Automated Guided Vehicles, or AGVs, have been in existence since the 1950s, although they have undergone considerable improvements in engineering since that time. When Barrett Electronics debuted the first AGV, it was guided by a wire in the floor and performed onlyh simple towing tasks. Up until recently, AGVs have been used primarily in industrial manufacturing environments where they performed repetitive tasks in defined surroundings with specific constants. Today’s AGVs range on a spectrum of complexity from that same simple machine that moves parts from one defined location to another to machines that are capable of working with each other in fleets, navigating over rough terrain. Let’s explore what makes AGVs in such high demand now.

Flexible - The flexible technology used in AGVs have rendered them useful for many different tasks. It’s difficult to relocate or shift a conveyor system, but with the wireless technology AGVs use, it’s relatively simple and quick to remap a route and continue production. Today complex AGVs are equipped with sensors, clamping mechanisms, positioning fixtures, and tool attachments and, as such, are useful across a variety of sectors in many industries, including healthcare, military, and transportation. They can work alone or in tandem with other AGVs.   

Accurate - AGV computer systems can be coordinated with warehouse management systems. This allows for companies to track every detail of material handling and make adjustments to increase accuracy and efficiency. An AGV will do as it is programmed to do each and every time. It will never get bored by repetitive tasks or distracted by workplace or social activity.

Safe - AGVs can operate in a number of environments that otherwise might be hazardous for people, including those with exposure to extreme temperatures, gases, chemicals, sharp objects, or biological contaminants. A damaged AGV can be repaired or replaced without the same problems or liabilities worker injuries or health hazards create for companies and people.

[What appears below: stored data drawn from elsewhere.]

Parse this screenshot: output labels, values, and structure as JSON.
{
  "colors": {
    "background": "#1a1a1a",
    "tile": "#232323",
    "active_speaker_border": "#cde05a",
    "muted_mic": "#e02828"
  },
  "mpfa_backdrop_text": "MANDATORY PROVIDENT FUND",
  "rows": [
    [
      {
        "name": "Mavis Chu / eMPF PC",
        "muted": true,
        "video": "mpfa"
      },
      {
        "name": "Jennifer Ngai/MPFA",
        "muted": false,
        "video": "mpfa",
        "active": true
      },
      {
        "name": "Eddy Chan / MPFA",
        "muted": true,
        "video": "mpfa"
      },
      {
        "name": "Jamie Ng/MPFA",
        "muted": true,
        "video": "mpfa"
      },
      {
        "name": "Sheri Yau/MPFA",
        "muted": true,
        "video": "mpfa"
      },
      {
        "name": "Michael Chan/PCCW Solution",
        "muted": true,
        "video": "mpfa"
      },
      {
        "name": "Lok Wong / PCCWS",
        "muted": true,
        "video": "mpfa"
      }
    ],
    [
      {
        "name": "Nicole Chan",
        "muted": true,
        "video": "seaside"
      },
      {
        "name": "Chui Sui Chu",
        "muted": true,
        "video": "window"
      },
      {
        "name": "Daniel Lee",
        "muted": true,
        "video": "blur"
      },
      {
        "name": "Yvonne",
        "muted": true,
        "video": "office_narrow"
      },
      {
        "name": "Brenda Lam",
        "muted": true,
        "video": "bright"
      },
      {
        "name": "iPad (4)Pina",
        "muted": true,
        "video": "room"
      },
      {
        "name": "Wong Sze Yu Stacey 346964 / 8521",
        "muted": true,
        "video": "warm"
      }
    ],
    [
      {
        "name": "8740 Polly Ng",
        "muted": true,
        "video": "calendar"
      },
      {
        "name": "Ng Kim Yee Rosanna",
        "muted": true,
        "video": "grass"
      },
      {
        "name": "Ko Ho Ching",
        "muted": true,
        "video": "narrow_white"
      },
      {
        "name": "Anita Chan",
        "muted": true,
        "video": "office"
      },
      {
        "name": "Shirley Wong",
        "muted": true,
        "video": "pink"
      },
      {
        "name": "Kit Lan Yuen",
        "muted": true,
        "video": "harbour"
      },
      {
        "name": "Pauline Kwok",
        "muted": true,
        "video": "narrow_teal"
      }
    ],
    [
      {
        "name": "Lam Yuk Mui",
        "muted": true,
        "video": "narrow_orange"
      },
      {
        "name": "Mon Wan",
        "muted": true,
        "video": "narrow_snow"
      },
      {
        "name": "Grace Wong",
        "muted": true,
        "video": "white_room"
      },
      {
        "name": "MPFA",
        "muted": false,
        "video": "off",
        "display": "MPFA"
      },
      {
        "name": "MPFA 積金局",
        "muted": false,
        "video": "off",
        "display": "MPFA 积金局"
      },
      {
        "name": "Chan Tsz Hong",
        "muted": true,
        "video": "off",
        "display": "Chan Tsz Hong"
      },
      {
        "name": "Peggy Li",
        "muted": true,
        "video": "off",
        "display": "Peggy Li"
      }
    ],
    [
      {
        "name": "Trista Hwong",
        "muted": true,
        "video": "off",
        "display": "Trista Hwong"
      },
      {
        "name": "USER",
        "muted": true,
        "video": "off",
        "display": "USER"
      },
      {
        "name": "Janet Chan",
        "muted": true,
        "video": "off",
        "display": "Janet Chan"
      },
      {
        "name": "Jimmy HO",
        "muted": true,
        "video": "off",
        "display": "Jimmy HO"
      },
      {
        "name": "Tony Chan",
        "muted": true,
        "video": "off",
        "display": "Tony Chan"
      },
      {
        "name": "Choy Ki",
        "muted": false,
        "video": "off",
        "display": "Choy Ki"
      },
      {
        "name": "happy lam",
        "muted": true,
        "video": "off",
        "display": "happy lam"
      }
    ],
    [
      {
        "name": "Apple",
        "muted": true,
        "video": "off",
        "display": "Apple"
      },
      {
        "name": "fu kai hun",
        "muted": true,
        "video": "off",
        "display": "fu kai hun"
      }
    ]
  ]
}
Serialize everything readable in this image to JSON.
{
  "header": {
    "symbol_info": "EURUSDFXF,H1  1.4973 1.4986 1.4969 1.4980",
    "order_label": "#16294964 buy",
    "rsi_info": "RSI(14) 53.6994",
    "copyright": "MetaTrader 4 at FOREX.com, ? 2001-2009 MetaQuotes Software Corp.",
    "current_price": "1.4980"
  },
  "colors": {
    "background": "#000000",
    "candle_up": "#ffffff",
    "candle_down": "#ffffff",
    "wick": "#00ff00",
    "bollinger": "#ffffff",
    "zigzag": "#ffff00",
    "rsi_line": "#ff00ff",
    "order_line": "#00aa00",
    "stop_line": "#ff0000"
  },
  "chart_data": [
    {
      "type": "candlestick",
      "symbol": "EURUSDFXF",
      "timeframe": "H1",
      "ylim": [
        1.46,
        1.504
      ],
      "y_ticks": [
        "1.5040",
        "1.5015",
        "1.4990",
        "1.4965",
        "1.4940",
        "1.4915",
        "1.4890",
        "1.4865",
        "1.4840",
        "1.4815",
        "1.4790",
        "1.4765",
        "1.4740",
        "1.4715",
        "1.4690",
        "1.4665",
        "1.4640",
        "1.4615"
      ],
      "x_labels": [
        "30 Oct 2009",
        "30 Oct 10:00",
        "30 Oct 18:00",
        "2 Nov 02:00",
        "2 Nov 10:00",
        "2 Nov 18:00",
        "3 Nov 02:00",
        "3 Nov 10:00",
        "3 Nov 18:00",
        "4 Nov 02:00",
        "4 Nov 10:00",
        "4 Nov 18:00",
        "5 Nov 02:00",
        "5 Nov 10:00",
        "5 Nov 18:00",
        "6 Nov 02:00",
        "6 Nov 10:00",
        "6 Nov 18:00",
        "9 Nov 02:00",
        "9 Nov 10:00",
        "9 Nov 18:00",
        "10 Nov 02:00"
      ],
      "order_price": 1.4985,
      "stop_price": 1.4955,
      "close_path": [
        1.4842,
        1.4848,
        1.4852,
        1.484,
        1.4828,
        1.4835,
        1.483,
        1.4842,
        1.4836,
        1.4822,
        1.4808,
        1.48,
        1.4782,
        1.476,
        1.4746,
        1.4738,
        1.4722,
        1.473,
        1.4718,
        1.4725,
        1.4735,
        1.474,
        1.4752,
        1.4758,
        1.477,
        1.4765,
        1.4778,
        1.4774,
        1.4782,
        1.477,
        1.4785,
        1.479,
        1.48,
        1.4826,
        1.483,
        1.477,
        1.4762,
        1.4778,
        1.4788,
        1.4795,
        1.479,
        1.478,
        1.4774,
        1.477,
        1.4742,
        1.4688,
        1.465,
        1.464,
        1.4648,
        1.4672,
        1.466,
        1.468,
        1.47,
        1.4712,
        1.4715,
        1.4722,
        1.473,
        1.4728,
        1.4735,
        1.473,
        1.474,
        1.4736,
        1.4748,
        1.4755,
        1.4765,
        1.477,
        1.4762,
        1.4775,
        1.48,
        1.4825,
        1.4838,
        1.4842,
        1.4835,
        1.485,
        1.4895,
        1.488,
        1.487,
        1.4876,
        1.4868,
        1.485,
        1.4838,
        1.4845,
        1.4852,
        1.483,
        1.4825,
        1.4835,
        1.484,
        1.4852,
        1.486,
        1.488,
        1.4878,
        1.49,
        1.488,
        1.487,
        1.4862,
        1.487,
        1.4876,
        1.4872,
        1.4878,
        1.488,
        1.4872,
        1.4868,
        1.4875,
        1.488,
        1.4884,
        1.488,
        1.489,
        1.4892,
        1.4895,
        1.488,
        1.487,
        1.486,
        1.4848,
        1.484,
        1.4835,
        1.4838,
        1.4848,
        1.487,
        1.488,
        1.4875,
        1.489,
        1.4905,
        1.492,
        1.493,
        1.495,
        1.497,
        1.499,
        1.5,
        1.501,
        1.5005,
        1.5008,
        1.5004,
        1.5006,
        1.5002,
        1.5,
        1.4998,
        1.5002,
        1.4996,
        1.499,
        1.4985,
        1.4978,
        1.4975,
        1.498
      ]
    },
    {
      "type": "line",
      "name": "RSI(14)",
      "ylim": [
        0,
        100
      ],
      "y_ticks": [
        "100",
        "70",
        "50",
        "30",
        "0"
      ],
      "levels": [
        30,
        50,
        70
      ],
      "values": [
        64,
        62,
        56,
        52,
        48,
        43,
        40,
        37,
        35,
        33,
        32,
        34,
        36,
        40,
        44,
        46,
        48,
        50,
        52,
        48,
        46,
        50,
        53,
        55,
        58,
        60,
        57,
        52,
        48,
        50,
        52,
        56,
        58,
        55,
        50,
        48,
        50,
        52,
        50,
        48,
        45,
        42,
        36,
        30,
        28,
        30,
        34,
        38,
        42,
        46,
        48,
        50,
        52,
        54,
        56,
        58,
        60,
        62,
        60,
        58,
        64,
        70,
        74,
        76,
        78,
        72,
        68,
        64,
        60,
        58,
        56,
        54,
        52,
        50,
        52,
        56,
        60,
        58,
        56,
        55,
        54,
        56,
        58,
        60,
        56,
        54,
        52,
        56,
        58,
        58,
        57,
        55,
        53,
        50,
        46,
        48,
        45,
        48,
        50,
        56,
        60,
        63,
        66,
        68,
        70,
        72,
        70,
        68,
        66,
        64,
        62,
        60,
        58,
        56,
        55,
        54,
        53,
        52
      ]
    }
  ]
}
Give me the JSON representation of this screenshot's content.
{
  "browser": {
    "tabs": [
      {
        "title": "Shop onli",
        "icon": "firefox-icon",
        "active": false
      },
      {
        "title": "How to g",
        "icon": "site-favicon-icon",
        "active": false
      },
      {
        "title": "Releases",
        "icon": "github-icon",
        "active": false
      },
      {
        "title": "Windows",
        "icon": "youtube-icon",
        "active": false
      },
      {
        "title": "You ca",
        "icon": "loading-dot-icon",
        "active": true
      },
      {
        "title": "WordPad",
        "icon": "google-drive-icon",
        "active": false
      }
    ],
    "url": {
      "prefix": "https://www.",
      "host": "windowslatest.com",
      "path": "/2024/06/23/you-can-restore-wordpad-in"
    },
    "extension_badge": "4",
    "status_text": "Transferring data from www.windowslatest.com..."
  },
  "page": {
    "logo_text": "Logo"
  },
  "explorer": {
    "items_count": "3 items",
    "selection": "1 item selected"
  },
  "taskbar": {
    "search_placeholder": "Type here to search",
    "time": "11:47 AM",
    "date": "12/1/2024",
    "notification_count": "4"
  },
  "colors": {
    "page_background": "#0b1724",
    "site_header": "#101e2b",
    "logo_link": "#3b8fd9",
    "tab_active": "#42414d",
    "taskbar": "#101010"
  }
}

Productive - AGVs can work continuously around the clock without breaks. They do not get sick. They will do a task continuously for as long as necessary without flagging or complaining. They maintain a constant speed, never hurrying or rushing to complete a task before the end of the work period.

Much has been made lately about AGVs and other types of automation replacing people in the workplace and what that means for society and the economy. This is true in some cases, but it’s also true that AGVs will do work that people cannot or will not do. In these cases AGVs are a win-win solution for everyone because their work must be monitored, adjusted, or completed by human workers who are then employed to do it. As manufacturers upgrade their facilities to become smarter and more efficient, AGVs will play a larger and more important part in day-to-day operations. We have only begun to see what AGVs are capable of doing in the workplace.